The utilization of Particle Swarm Optimization (PSO) in the context of cost optimization within construction project management showcases its capacity to ascertain the most favorable amalgamation of variables that result in reduced expenses while simultaneously upholding performance levels within acceptable boundaries. The optimization procedure aims to minimize the discrepancy between projected cost estimates and the actual costs accrued during the execution of a project. Particle Swarm Optimization (PSO) aids project managers in making well-informed decisions pertaining to the allocation of resources, budgeting, and controlling costs. It has been observed that the implementation of this strategy leads to improvements in project performance, financial outcomes, and overall success.

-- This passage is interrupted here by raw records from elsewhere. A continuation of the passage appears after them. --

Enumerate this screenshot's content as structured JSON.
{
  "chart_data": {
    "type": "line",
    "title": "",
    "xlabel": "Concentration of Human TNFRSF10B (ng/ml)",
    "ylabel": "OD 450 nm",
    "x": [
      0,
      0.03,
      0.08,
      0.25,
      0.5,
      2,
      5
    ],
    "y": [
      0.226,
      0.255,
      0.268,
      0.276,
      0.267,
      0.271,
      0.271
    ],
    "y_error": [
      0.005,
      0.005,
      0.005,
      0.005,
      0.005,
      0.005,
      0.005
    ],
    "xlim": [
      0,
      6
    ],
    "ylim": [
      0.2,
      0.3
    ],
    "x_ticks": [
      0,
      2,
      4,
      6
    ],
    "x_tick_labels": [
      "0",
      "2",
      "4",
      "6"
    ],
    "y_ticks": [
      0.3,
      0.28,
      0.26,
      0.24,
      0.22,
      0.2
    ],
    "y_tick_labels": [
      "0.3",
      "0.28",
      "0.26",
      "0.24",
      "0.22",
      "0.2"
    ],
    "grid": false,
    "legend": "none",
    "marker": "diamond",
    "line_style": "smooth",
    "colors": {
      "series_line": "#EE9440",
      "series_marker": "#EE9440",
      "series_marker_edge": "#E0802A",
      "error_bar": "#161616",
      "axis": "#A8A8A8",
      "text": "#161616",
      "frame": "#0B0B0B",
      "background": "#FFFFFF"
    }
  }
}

The analysis performed and the subsequent conclusions derived offer significant insights into the complex interplay between different project inputs and anticipated costs, thus making a substantial contribution to the discipline of construction project management. The process of identifying crucial factors that impact project costs and offering suggestions for techniques to optimize costs enhances the abilities of project managers and stakeholders to improve cost management practices, enhance project performance, and successfully achieve cost optimization objectives.

Conclusion

PSO and Machine Learning were used in this research to reduce construction project management costs and create predictive models. Our study aims to improve construction project results by improving cost estimate accuracy, identifying significant cost variables, and exploring cost optimization measures. Linear Regression, Decision Trees, Support Vector Machines (SVM), Gradient Boosting, Random forests, K-Nearest Neighbors (KNN), and CNN Regression were tested for project cost prediction accuracy. MSE, RMSE, MAE, and R-squared were used to assess model correctness and consistency. Our Voting regression ensemble outperformed individual algorithms in predicting accuracy. The ensemble model had higher R2 values and lower MSE, RMSE, and MAE, implying better cost prediction.

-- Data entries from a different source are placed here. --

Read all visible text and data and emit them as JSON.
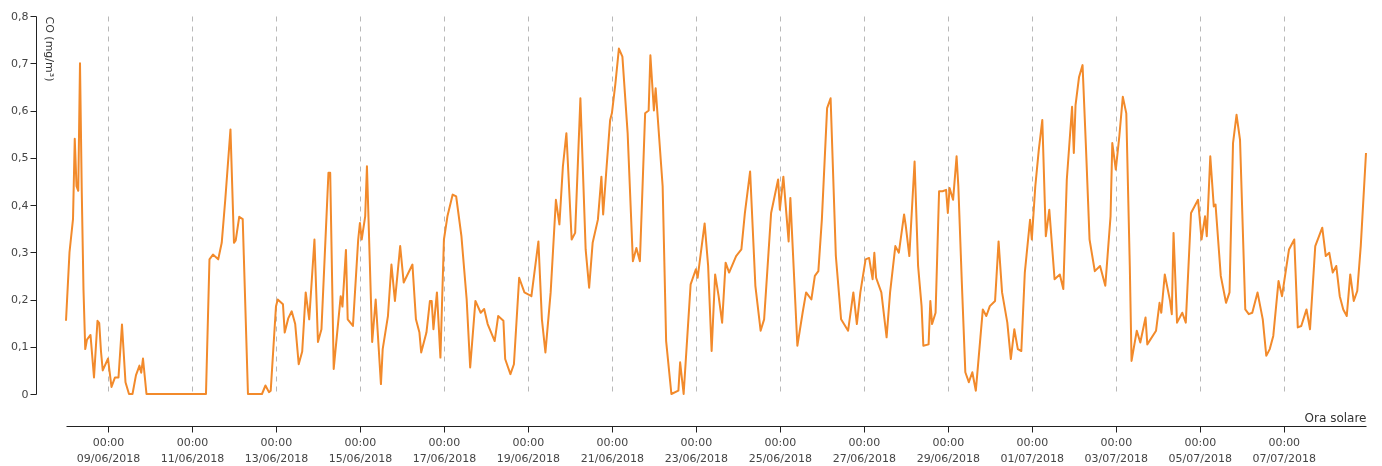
{
  "chart_data": {
    "type": "line",
    "xlabel": "Ora solare",
    "ylabel": "CO (mg/m³)",
    "grid": "x",
    "line_style": "solid",
    "xlim": [
      "2018-06-08T00:00",
      "2018-07-08T23:00"
    ],
    "ylim": [
      0,
      0.8
    ],
    "yticks": [
      0,
      {
        "value": 0.1,
        "label": "0,1"
      },
      {
        "value": 0.2,
        "label": "0,2"
      },
      {
        "value": 0.3,
        "label": "0,3"
      },
      {
        "value": 0.4,
        "label": "0,4"
      },
      {
        "value": 0.5,
        "label": "0,5"
      },
      {
        "value": 0.6,
        "label": "0,6"
      },
      {
        "value": 0.7,
        "label": "0,7"
      },
      {
        "value": 0.8,
        "label": "0,8"
      }
    ],
    "xticks": [
      {
        "value": "2018-06-09T00:00",
        "label": "00:00\n09/06/2018"
      },
      {
        "value": "2018-06-11T00:00",
        "label": "00:00\n11/06/2018"
      },
      {
        "value": "2018-06-13T00:00",
        "label": "00:00\n13/06/2018"
      },
      {
        "value": "2018-06-15T00:00",
        "label": "00:00\n15/06/2018"
      },
      {
        "value": "2018-06-17T00:00",
        "label": "00:00\n17/06/2018"
      },
      {
        "value": "2018-06-19T00:00",
        "label": "00:00\n19/06/2018"
      },
      {
        "value": "2018-06-21T00:00",
        "label": "00:00\n21/06/2018"
      },
      {
        "value": "2018-06-23T00:00",
        "label": "00:00\n23/06/2018"
      },
      {
        "value": "2018-06-25T00:00",
        "label": "00:00\n25/06/2018"
      },
      {
        "value": "2018-06-27T00:00",
        "label": "00:00\n27/06/2018"
      },
      {
        "value": "2018-06-29T00:00",
        "label": "00:00\n29/06/2018"
      },
      {
        "value": "2018-07-01T00:00",
        "label": "00:00\n01/07/2018"
      },
      {
        "value": "2018-07-03T00:00",
        "label": "00:00\n03/07/2018"
      },
      {
        "value": "2018-07-05T00:00",
        "label": "00:00\n05/07/2018"
      },
      {
        "value": "2018-07-07T00:00",
        "label": "00:00\n07/07/2018"
      }
    ],
    "x": [
      "2018-06-08T00:00",
      "2018-06-08T02:00",
      "2018-06-08T04:00",
      "2018-06-08T05:00",
      "2018-06-08T06:00",
      "2018-06-08T07:00",
      "2018-06-08T08:00",
      "2018-06-08T09:00",
      "2018-06-08T10:00",
      "2018-06-08T11:00",
      "2018-06-08T12:00",
      "2018-06-08T14:00",
      "2018-06-08T16:00",
      "2018-06-08T18:00",
      "2018-06-08T19:00",
      "2018-06-08T20:00",
      "2018-06-08T21:00",
      "2018-06-09T00:00",
      "2018-06-09T02:00",
      "2018-06-09T04:00",
      "2018-06-09T06:00",
      "2018-06-09T08:00",
      "2018-06-09T10:00",
      "2018-06-09T12:00",
      "2018-06-09T14:00",
      "2018-06-09T16:00",
      "2018-06-09T18:00",
      "2018-06-09T19:00",
      "2018-06-09T20:00",
      "2018-06-09T22:00",
      "2018-06-11T08:00",
      "2018-06-11T10:00",
      "2018-06-11T12:00",
      "2018-06-11T15:00",
      "2018-06-11T17:00",
      "2018-06-11T19:00",
      "2018-06-11T22:00",
      "2018-06-12T00:00",
      "2018-06-12T01:00",
      "2018-06-12T03:00",
      "2018-06-12T05:00",
      "2018-06-12T08:00",
      "2018-06-12T12:00",
      "2018-06-12T16:00",
      "2018-06-12T18:00",
      "2018-06-12T20:00",
      "2018-06-12T21:00",
      "2018-06-13T00:00",
      "2018-06-13T01:00",
      "2018-06-13T04:00",
      "2018-06-13T05:00",
      "2018-06-13T07:00",
      "2018-06-13T09:00",
      "2018-06-13T11:00",
      "2018-06-13T13:00",
      "2018-06-13T15:00",
      "2018-06-13T17:00",
      "2018-06-13T19:00",
      "2018-06-13T22:00",
      "2018-06-14T00:00",
      "2018-06-14T02:00",
      "2018-06-14T06:00",
      "2018-06-14T07:00",
      "2018-06-14T09:00",
      "2018-06-14T13:00",
      "2018-06-14T14:00",
      "2018-06-14T16:00",
      "2018-06-14T17:00",
      "2018-06-14T20:00",
      "2018-06-14T23:00",
      "2018-06-15T00:00",
      "2018-06-15T01:00",
      "2018-06-15T03:00",
      "2018-06-15T04:00",
      "2018-06-15T07:00",
      "2018-06-15T09:00",
      "2018-06-15T12:00",
      "2018-06-15T13:00",
      "2018-06-15T16:00",
      "2018-06-15T18:00",
      "2018-06-15T20:00",
      "2018-06-15T23:00",
      "2018-06-16T01:00",
      "2018-06-16T06:00",
      "2018-06-16T08:00",
      "2018-06-16T10:00",
      "2018-06-16T11:00",
      "2018-06-16T14:00",
      "2018-06-16T16:00",
      "2018-06-16T17:00",
      "2018-06-16T18:00",
      "2018-06-16T20:00",
      "2018-06-16T22:00",
      "2018-06-17T00:00",
      "2018-06-17T02:00",
      "2018-06-17T05:00",
      "2018-06-17T07:00",
      "2018-06-17T10:00",
      "2018-06-17T13:00",
      "2018-06-17T15:00",
      "2018-06-17T18:00",
      "2018-06-17T21:00",
      "2018-06-17T23:00",
      "2018-06-18T01:00",
      "2018-06-18T05:00",
      "2018-06-18T07:00",
      "2018-06-18T10:00",
      "2018-06-18T11:00",
      "2018-06-18T14:00",
      "2018-06-18T16:00",
      "2018-06-18T19:00",
      "2018-06-18T22:00",
      "2018-06-19T02:00",
      "2018-06-19T06:00",
      "2018-06-19T08:00",
      "2018-06-19T10:00",
      "2018-06-19T13:00",
      "2018-06-19T16:00",
      "2018-06-19T18:00",
      "2018-06-19T20:00",
      "2018-06-19T22:00",
      "2018-06-20T01:00",
      "2018-06-20T03:00",
      "2018-06-20T06:00",
      "2018-06-20T09:00",
      "2018-06-20T11:00",
      "2018-06-20T13:00",
      "2018-06-20T16:00",
      "2018-06-20T18:00",
      "2018-06-20T19:00",
      "2018-06-20T21:00",
      "2018-06-20T23:00",
      "2018-06-21T00:00",
      "2018-06-21T02:00",
      "2018-06-21T04:00",
      "2018-06-21T06:00",
      "2018-06-21T09:00",
      "2018-06-21T12:00",
      "2018-06-21T14:00",
      "2018-06-21T16:00",
      "2018-06-21T19:00",
      "2018-06-21T21:00",
      "2018-06-21T22:00",
      "2018-06-22T00:00",
      "2018-06-22T01:00",
      "2018-06-22T05:00",
      "2018-06-22T07:00",
      "2018-06-22T10:00",
      "2018-06-22T14:00",
      "2018-06-22T15:00",
      "2018-06-22T17:00",
      "2018-06-22T21:00",
      "2018-06-23T00:00",
      "2018-06-23T01:00",
      "2018-06-23T05:00",
      "2018-06-23T07:00",
      "2018-06-23T09:00",
      "2018-06-23T11:00",
      "2018-06-23T13:00",
      "2018-06-23T15:00",
      "2018-06-23T17:00",
      "2018-06-23T19:00",
      "2018-06-23T23:00",
      "2018-06-24T02:00",
      "2018-06-24T04:00",
      "2018-06-24T07:00",
      "2018-06-24T10:00",
      "2018-06-24T13:00",
      "2018-06-24T15:00",
      "2018-06-24T19:00",
      "2018-06-24T23:00",
      "2018-06-25T00:00",
      "2018-06-25T02:00",
      "2018-06-25T05:00",
      "2018-06-25T06:00",
      "2018-06-25T10:00",
      "2018-06-25T13:00",
      "2018-06-25T15:00",
      "2018-06-25T18:00",
      "2018-06-25T20:00",
      "2018-06-25T22:00",
      "2018-06-26T00:00",
      "2018-06-26T03:00",
      "2018-06-26T05:00",
      "2018-06-26T08:00",
      "2018-06-26T11:00",
      "2018-06-26T15:00",
      "2018-06-26T18:00",
      "2018-06-26T20:00",
      "2018-06-26T22:00",
      "2018-06-27T01:00",
      "2018-06-27T03:00",
      "2018-06-27T05:00",
      "2018-06-27T06:00",
      "2018-06-27T07:00",
      "2018-06-27T10:00",
      "2018-06-27T13:00",
      "2018-06-27T15:00",
      "2018-06-27T18:00",
      "2018-06-27T20:00",
      "2018-06-27T23:00",
      "2018-06-28T00:00",
      "2018-06-28T02:00",
      "2018-06-28T05:00",
      "2018-06-28T07:00",
      "2018-06-28T09:00",
      "2018-06-28T10:00",
      "2018-06-28T13:00",
      "2018-06-28T14:00",
      "2018-06-28T15:00",
      "2018-06-28T17:00",
      "2018-06-28T19:00",
      "2018-06-28T21:00",
      "2018-06-28T23:00",
      "2018-06-29T00:00",
      "2018-06-29T01:00",
      "2018-06-29T03:00",
      "2018-06-29T05:00",
      "2018-06-29T06:00",
      "2018-06-29T08:00",
      "2018-06-29T10:00",
      "2018-06-29T12:00",
      "2018-06-29T14:00",
      "2018-06-29T16:00",
      "2018-06-29T20:00",
      "2018-06-29T22:00",
      "2018-06-30T00:00",
      "2018-06-30T03:00",
      "2018-06-30T05:00",
      "2018-06-30T07:00",
      "2018-06-30T10:00",
      "2018-06-30T12:00",
      "2018-06-30T14:00",
      "2018-06-30T16:00",
      "2018-06-30T18:00",
      "2018-06-30T20:00",
      "2018-06-30T23:00",
      "2018-07-01T00:00",
      "2018-07-01T02:00",
      "2018-07-01T04:00",
      "2018-07-01T06:00",
      "2018-07-01T08:00",
      "2018-07-01T10:00",
      "2018-07-01T13:00",
      "2018-07-01T16:00",
      "2018-07-01T18:00",
      "2018-07-01T20:00",
      "2018-07-01T23:00",
      "2018-07-02T00:00",
      "2018-07-02T01:00",
      "2018-07-02T03:00",
      "2018-07-02T05:00",
      "2018-07-02T07:00",
      "2018-07-02T09:00",
      "2018-07-02T12:00",
      "2018-07-02T15:00",
      "2018-07-02T16:00",
      "2018-07-02T18:00",
      "2018-07-02T21:00",
      "2018-07-02T22:00",
      "2018-07-03T00:00",
      "2018-07-03T02:00",
      "2018-07-03T04:00",
      "2018-07-03T06:00",
      "2018-07-03T08:00",
      "2018-07-03T09:00",
      "2018-07-03T12:00",
      "2018-07-03T14:00",
      "2018-07-03T17:00",
      "2018-07-03T18:00",
      "2018-07-03T23:00",
      "2018-07-04T01:00",
      "2018-07-04T02:00",
      "2018-07-04T04:00",
      "2018-07-04T07:00",
      "2018-07-04T08:00",
      "2018-07-04T09:00",
      "2018-07-04T11:00",
      "2018-07-04T14:00",
      "2018-07-04T16:00",
      "2018-07-04T19:00",
      "2018-07-04T23:00",
      "2018-07-05T01:00",
      "2018-07-05T03:00",
      "2018-07-05T04:00",
      "2018-07-05T06:00",
      "2018-07-05T08:00",
      "2018-07-05T09:00",
      "2018-07-05T12:00",
      "2018-07-05T15:00",
      "2018-07-05T17:00",
      "2018-07-05T19:00",
      "2018-07-05T21:00",
      "2018-07-05T23:00",
      "2018-07-06T02:00",
      "2018-07-06T04:00",
      "2018-07-06T06:00",
      "2018-07-06T09:00",
      "2018-07-06T12:00",
      "2018-07-06T14:00",
      "2018-07-06T16:00",
      "2018-07-06T18:00",
      "2018-07-06T21:00",
      "2018-07-06T23:00",
      "2018-07-07T01:00",
      "2018-07-07T03:00",
      "2018-07-07T06:00",
      "2018-07-07T08:00",
      "2018-07-07T10:00",
      "2018-07-07T13:00",
      "2018-07-07T15:00",
      "2018-07-07T18:00",
      "2018-07-07T22:00",
      "2018-07-08T00:00",
      "2018-07-08T02:00",
      "2018-07-08T04:00",
      "2018-07-08T06:00",
      "2018-07-08T08:00",
      "2018-07-08T10:00",
      "2018-07-08T12:00",
      "2018-07-08T14:00",
      "2018-07-08T16:00",
      "2018-07-08T18:00",
      "2018-07-08T20:00",
      "2018-07-08T23:00"
    ],
    "series": [
      {
        "color": "#f28a2b",
        "values": [
          0.155,
          0.3,
          0.37,
          0.54,
          0.44,
          0.43,
          0.7,
          0.43,
          0.22,
          0.095,
          0.115,
          0.125,
          0.035,
          0.155,
          0.15,
          0.09,
          0.05,
          0.075,
          0.015,
          0.035,
          0.035,
          0.147,
          0.025,
          0,
          0,
          0.04,
          0.06,
          0.045,
          0.075,
          0,
          0,
          0.285,
          0.295,
          0.285,
          0.32,
          0.41,
          0.56,
          0.32,
          0.325,
          0.375,
          0.37,
          0,
          0,
          0,
          0.018,
          0.004,
          0.007,
          0.185,
          0.2,
          0.19,
          0.13,
          0.16,
          0.175,
          0.148,
          0.063,
          0.09,
          0.215,
          0.158,
          0.327,
          0.11,
          0.137,
          0.468,
          0.468,
          0.053,
          0.207,
          0.185,
          0.305,
          0.158,
          0.144,
          0.327,
          0.362,
          0.327,
          0.376,
          0.482,
          0.11,
          0.2,
          0.021,
          0.095,
          0.165,
          0.274,
          0.197,
          0.313,
          0.236,
          0.274,
          0.158,
          0.13,
          0.088,
          0.13,
          0.197,
          0.197,
          0.137,
          0.215,
          0.077,
          0.327,
          0.376,
          0.422,
          0.418,
          0.334,
          0.2,
          0.056,
          0.197,
          0.172,
          0.18,
          0.148,
          0.112,
          0.165,
          0.155,
          0.074,
          0.042,
          0.063,
          0.246,
          0.215,
          0.207,
          0.323,
          0.158,
          0.088,
          0.215,
          0.411,
          0.359,
          0.482,
          0.552,
          0.327,
          0.341,
          0.626,
          0.306,
          0.225,
          0.32,
          0.369,
          0.46,
          0.38,
          0.482,
          0.58,
          0.594,
          0.657,
          0.731,
          0.714,
          0.552,
          0.281,
          0.309,
          0.281,
          0.594,
          0.6,
          0.717,
          0.6,
          0.647,
          0.44,
          0.112,
          0,
          0.007,
          0.067,
          0,
          0.232,
          0.264,
          0.246,
          0.361,
          0.271,
          0.091,
          0.253,
          0.207,
          0.151,
          0.278,
          0.257,
          0.292,
          0.306,
          0.383,
          0.471,
          0.229,
          0.134,
          0.158,
          0.383,
          0.454,
          0.39,
          0.46,
          0.323,
          0.415,
          0.102,
          0.172,
          0.215,
          0.2,
          0.25,
          0.26,
          0.369,
          0.605,
          0.626,
          0.292,
          0.158,
          0.134,
          0.215,
          0.148,
          0.215,
          0.285,
          0.288,
          0.243,
          0.299,
          0.246,
          0.215,
          0.12,
          0.215,
          0.313,
          0.299,
          0.38,
          0.355,
          0.292,
          0.492,
          0.271,
          0.186,
          0.102,
          0.105,
          0.197,
          0.148,
          0.172,
          0.429,
          0.429,
          0.432,
          0.383,
          0.436,
          0.411,
          0.503,
          0.44,
          0.236,
          0.046,
          0.025,
          0.046,
          0.007,
          0.179,
          0.165,
          0.186,
          0.197,
          0.323,
          0.215,
          0.151,
          0.074,
          0.137,
          0.095,
          0.091,
          0.257,
          0.369,
          0.327,
          0.44,
          0.517,
          0.58,
          0.334,
          0.39,
          0.243,
          0.253,
          0.222,
          0.454,
          0.608,
          0.51,
          0.612,
          0.671,
          0.696,
          0.517,
          0.327,
          0.26,
          0.271,
          0.257,
          0.229,
          0.376,
          0.531,
          0.475,
          0.545,
          0.629,
          0.594,
          0.271,
          0.07,
          0.134,
          0.109,
          0.162,
          0.105,
          0.134,
          0.193,
          0.172,
          0.253,
          0.197,
          0.169,
          0.341,
          0.151,
          0.172,
          0.151,
          0.383,
          0.411,
          0.327,
          0.376,
          0.334,
          0.503,
          0.397,
          0.401,
          0.25,
          0.193,
          0.215,
          0.531,
          0.591,
          0.538,
          0.179,
          0.169,
          0.172,
          0.215,
          0.158,
          0.081,
          0.095,
          0.123,
          0.239,
          0.207,
          0.257,
          0.306,
          0.327,
          0.141,
          0.144,
          0.179,
          0.137,
          0.313,
          0.352,
          0.292,
          0.299,
          0.257,
          0.271,
          0.207,
          0.179,
          0.165,
          0.253,
          0.197,
          0.218,
          0.313,
          0.51
        ]
      }
    ]
  }
}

Feature selection approaches also showed important criteria that affected project funding. Project managers may better allocate resources and save costs by recognizing these aspects. Construction cost reduction using Particle Swarm Optimization (PSO) is unique. PSO was used to improve predictive model cost projections, improving accuracy and alignment with actual project costs. Optimization identified the most economically efficient project variable arrangement, offering significant insights for future cost reduction measures. In conclusion, predictive modeling using Particle Swarm Optimization and other Machine Learning methods may reduce construction project costs. Project managers may improve cost predictions, identify cost drivers, and optimize costs by incorporating the above strategies. These findings might improve construction project performance, resource allocation, and decision-making. To apply our results to other building projects, further research and validation are needed. Market dynamics, economic situations, and new variables may improve cost estimations and optimization tactics.